Mrs. Lloyd Woods said the groundhog did see his shadow in the Williams River country, the sun being out about five minutes. In the high water in the creek near her home caused by the rain and thaw last Wednesday, she saw a feathered carcass, presumably a wild turkey, tumbling down with the swift water.
Ham and Bacon Show
Final preparations are being made for the Fifteenth Annual County 4-H Ham and Bacon Show and Sale set for Thursday, March 14, in the Marlinton High School Gym.
A total of 38 boys and girls from all areas of the county have prepared 35 sugar cured and smoked hams, 12 sugar cured unsmoked hams, and 41 bacons for the show and sale.
Those with entries are as follow: Linda and Fane Irvine, Robert and Steve Jackson, John Waugh and Billy Dunz, Fairview; Carolyn Rimel, George Broce, Wilma Ray and Henry and Lonnie Armstrong, Buckeye; James and Hope McComb, Howard and Minnie Faye McLaughlin, Joan, Louey and Virginia Underwood, and Linda Malcomb, Huntersville; Mike Shaw and Linda Wooddell, Slaty Fork; Jo Ann, Linda and Nick Circosta, and Riger Ervine, Clover Lick; Sollie Workman, Joel Callison and Linda and Phyllis Hill, Hillsboro; David Waybright, Martha and Samuel Sheets, and Carolyn Wenger, Green Bank; Lewis Foe, Cass; and Kenny McQuain and David McLaughlin, of Dunmore.
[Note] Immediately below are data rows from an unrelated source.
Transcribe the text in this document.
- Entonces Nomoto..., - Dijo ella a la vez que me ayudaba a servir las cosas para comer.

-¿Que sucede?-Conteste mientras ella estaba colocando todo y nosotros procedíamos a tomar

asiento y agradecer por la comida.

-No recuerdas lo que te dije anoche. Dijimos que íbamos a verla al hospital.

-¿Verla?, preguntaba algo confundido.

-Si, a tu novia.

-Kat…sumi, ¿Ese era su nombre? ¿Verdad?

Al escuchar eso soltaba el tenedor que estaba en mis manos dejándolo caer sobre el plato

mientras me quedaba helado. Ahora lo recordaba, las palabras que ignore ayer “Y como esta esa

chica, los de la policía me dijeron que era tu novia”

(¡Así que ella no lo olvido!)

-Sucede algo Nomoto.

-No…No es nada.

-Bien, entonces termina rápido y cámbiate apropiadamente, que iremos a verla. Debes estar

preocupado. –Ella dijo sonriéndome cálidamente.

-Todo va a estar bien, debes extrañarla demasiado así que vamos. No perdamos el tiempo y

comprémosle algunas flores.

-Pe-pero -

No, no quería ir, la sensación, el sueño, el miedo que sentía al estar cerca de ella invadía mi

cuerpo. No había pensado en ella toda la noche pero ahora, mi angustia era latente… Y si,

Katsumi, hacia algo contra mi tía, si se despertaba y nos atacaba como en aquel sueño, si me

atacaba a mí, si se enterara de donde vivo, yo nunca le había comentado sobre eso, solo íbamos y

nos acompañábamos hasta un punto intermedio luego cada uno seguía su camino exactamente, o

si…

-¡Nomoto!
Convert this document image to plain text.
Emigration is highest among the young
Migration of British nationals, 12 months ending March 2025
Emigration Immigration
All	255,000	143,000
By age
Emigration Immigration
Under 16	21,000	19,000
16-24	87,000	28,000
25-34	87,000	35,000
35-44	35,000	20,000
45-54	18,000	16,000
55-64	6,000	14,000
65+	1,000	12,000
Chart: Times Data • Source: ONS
The Durbin Satellites held their monthly meeting February 25 in the recreation room of the Durbin Methodist Church.
Devotions were presented by our vice-president, Lucille Petre.
Mrs. Jane Hamed gave an interesting talk on the care of your teeth.
Plans for a public meeting at the Durbin P. T. A. were discussed.
A demonstration was given by Rebecca Colaw.
Those present were: Barbara Banton, Roger Barkley, Rosalie Hill, Rebecca Colaw, Louise Barkely, Linda Greathouse, Beulah Parker, Sara Ann Moore, Larry Plyer, Mary Ellen Letre, Lucille Petre, Jeanne Kane, Bernice Petre, Mrs. Ira Betre, Mrs. Jan Clay, leader, and Mrs. Jane Hamed, our guest.
Refreshments were served by Linda Greathouse and Lousie Barkley and enjoyed by all.
Rebecca Colaw, Reporter
A surprise birthday party was given by her children for Mrs. Dolphia (Regina) Sharp, of Brownsburg, on Tuesday night, March 5, honoring her on her 54th birthday. Refreshments were served and an enjoyable time was had by all.
Mrs. and Mrs. Ward R. Barlow announce the marriage of their only daughter, Miss Lois Ann, to Marvin G. Beverage, son of Mr. and Mrs. Clawson Beverage, of Marlinton.
The double ring ceremony was performed Saturday, March 9, 1963, at 1 p.m. in the Presbyterian Church at Monterey, Virginia, by the Rev. A. E. Johnson.
Born to Mr. and Mrs. Calvin Clutter, of Hillsboro, a daughter, named Cynthia Lynn
Born to Mr. and Mrs. Jackie Aliff, of Marlinton, a son
Born to Mr. and Mrs. Calvin Galford, of Cass, a son, named Ricky Curtis
Born to Mr. and Mrs. Verle Lee Pyles, of Buckeye, a daughter, named Angela Joy
Born to Mr. and Mrs. Glade Bennett, of Dunmore, twin sons.
Born to Mr. and Mrs. Walter Kellison, of Woodbridge, Virginia, a daughter named Cynthia Jane
Born to A-2-C and Mrs. Joe Roy, Jr., a daughter, named Charma Kaye
Mrs. Mary Wood VanReenen, aged 74; born at Mingo, a daughter of the late Joseph and Alitha Wood; burial in the Cochran Cemetery.
Glenn Allen Sparks, aged 70; son of the late Samuel and Emma Sparks; burial in the Mountain View Cemetery.
Mrs. Hettie Ellen Mace, aged 67, of Edray; burial in the Varner Cemetery on Elk.
John H. Mayhew, aged 78, of Renick; burial in the Morningside Cemetery at Renick.